Outra vez, a novela! Agora com piadinha racista na boca de personagem negro.
Por Cidinha da Silva
Deuzuite (Susana Badin) enquanto
ouve Alcione, alento para sua dor de mulher traída, conversa com as filhas e
imita a forma da arqui-rival, Maria Vanúbia (Roberta Rodrigues), chamá-la.
Deuzuitessssss, com o S longo, como uma bomba de matar pernilongos.
O que isso significa? É escolha
da atriz, certamente. Um caco incluído por ela que reforça o papel da colega de
cena, valoriza o trabalho de criação feito por Roberta na caracterização de sua
personagem, fortalece o núcleo de favela da trama. Muito legal, tanto a
atitude, quanto a cena protagonizada por Susana.
Em contraposição, o tal Pescoço
(Nando Cunha) continua enfiando o pé na jaca. Juro que pretendia não mais comentar
a triste figura, mas em capítulo recente, minha indignação foi acordada.
Pescoço discutia com Vanúbia, enquanto
ela, junto com uma amiga, bronzeava-se na laje de casa. Ele queria que a bela
assinasse uma carta aliviando a barra dele com a esposa de todas as horas,
depois da traição.
A moça dá uma desbaratinada no
espertalhão e ele, na conclusão da cena, de um jeito que talvez pretendesse não
ser notado, apelida os cabelos da amiga de Vanúbia de “cabelo de samambaia”
(como se precisássemos de mais primos de Bombril e Assolam para infernizar a
vida das meninas negras na escola). Logo a seguir, quase grunhindo ironiza a
musa da laje: “Ta queimando o que aí cumpadi? Só se for a palma da mão!”

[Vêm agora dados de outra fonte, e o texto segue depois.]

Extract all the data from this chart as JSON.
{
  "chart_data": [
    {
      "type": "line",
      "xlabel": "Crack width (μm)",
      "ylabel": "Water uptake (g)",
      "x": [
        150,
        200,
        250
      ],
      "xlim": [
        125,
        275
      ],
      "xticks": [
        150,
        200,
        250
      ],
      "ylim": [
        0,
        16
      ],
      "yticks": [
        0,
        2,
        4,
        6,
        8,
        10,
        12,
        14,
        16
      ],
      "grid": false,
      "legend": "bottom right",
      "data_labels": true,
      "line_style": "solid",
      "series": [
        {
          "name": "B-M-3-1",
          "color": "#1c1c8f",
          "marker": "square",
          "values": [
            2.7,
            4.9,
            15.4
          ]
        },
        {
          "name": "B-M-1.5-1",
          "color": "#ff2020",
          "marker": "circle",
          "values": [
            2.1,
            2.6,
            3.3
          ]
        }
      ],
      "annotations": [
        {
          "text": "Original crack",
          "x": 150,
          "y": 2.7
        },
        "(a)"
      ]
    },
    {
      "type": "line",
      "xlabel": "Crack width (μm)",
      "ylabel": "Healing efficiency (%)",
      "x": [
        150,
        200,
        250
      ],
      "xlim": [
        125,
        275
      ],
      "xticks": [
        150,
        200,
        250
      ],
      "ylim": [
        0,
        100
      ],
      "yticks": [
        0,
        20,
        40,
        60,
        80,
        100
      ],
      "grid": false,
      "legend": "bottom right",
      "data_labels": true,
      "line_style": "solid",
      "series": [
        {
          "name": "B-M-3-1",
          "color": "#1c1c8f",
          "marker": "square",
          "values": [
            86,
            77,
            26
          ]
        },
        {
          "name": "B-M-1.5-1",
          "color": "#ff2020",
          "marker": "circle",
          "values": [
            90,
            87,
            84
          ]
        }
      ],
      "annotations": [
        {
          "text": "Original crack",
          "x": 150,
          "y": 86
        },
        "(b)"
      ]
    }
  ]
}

(aponta a própria palma como é usual no Brasil para ilustrar as assimetrias
raciais impregnadas no cotidiano).
É baixaria demais! Tenho certeza
de que por piores que sejam os diálogos da novela (e há vários intragáveis), Glória
Perez não escreveria uma estupidez desse
tamanho. Isso é caco posto pelo ator,
provavelmente com incentivo do diretor para caracterizar um personagem negro ridículo,
caricato, com racismo internalizado, que talvez concorra a uma vaguinha no
Zorra Total ou a escada preta no eterno Programa do Didi, em 2014. Será? Esse
pessoal coloca o doce na boca da criança para ela achar que a vida é riso
frouxo e depois tira, sem qualquer cerimônia.
A cena me deixou enojada... o
mesmo asco que sinto quando no trânsito, no momento de uma barbeirada, alguém diz que só podia ser mulher ou preto no
volante e quando é mulher preta, a coisa fica ainda pior. Esse racismo em
versão jocosa brasileira tem sido eficientíssimo na subalternização de um povo
que poderia ser mais altaneiro, caso fosse ousado o suficiente para rebelar-se
em coisas simples, pequenas, pretensamente inofensivas, como o papel de Pescoço.
Vida que segue! E nós, de maneira
deprimente, atuamos como agentes de inoculação do pior veneno racista, aquele
disfarçado de doce na boca de criança.